Görmeyenlere özel alfabeyle yazılan bu metin, İtalyan yazar Giuseppe de Lorenzo’nun yazılarından bir parça. Manzarayı tarif ediyor. Görmeden görmeyi sağlıyor. İhtimal ki bu anlatım, rüzgâr, martılar ve mekânın ruhuyla birleşerek biz görenlerin asla bilemeyeceği manzaraları gösteriyor gözüyle göremeyenlere….
Bu korkuluk Napolili sanatçı Paolo Puddu’nın eseri.

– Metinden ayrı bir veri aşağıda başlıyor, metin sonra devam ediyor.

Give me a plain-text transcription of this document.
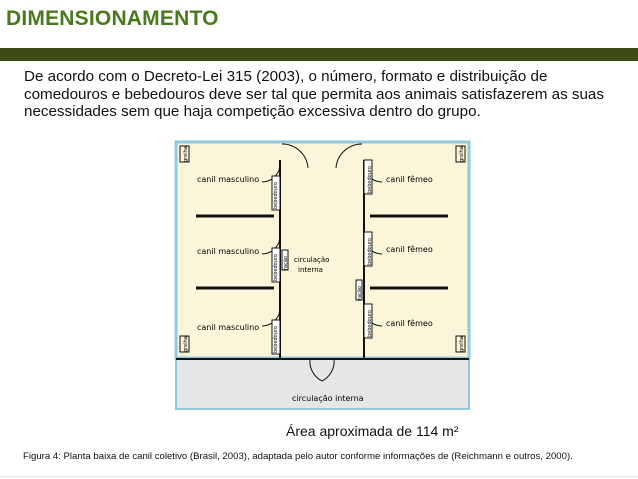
DIMENSIONAMENTO
De acordo com o Decreto-Lei 315 (2003), o número, formato e distribuição de comedouros e bebedouros deve ser tal que permita aos animais satisfazerem as suas necessidades sem que haja competição excessiva dentro do grupo.
grelha	grelha
grelha	grelha
bebedouro
bebedouro
bebedouro
bebedouro
bebedouro
bebedouro
ração
ração
canil masculino
canil masculino
canil masculino
canil fêmeo
canil fêmeo
canil fêmeo
circulação
interna
circulação interna
Área aproximada de 114 m²
Figura 4: Planta baixa de canil coletivo (Brasil, 2003), adaptada pelo autor conforme informações de (Reichmann e outros, 2000).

Onun “Şekli İzle” “Follow the Shape” ismini taşıyan ve ödül kazanan sanatsal yapıtı olarak oraya yerleştirilmiş.
Onu ilk gördüğümde “keşke” dedim, “o fikrin ardındaki yürek tüm gezegeni ve içindeki ‘ötekileri’ kollayabilseydi.”
Eminim ki o empati dolu fikir, o akşamüstünü hepimiz için sihirli bir dönüm noktası haline getirdi!
Sanatın en sevdiğim yanlarından biri bu zaten: Onu deneyimleyen herkese farklı konularda ilham verme becerisi… O akşamüstü o terasta arkadaşıma yaşam sevincine ve yola devam etmeye dair ilham verdi.
Döne döne yazıyı okuyan ve ona hazırlanan bu sürprizden dolayı mutluluktan deliye dönen kızına o akşam ilk bestesini yapması için ilham verdi.
Bana bu yazıyı yazmak için… Ve eşitsizliğin ister genetik ister sosyal ya da sınıfsal olsun, bir kader değil bir durum olduğunu… Ve değiştirilebileceğini… Üstelik eşitlik sağlamanın da tek başına yetmediğini… Asıl peşine düşmemiz gerekenin kabul ve dahil etmekle… Alan ve kucak açmakla gelen adalet olduğunu hatırlamak… Ve tüm bunları yeni gözlerle görerek ya da görmeden hissederek düşünmek için ilham verdi.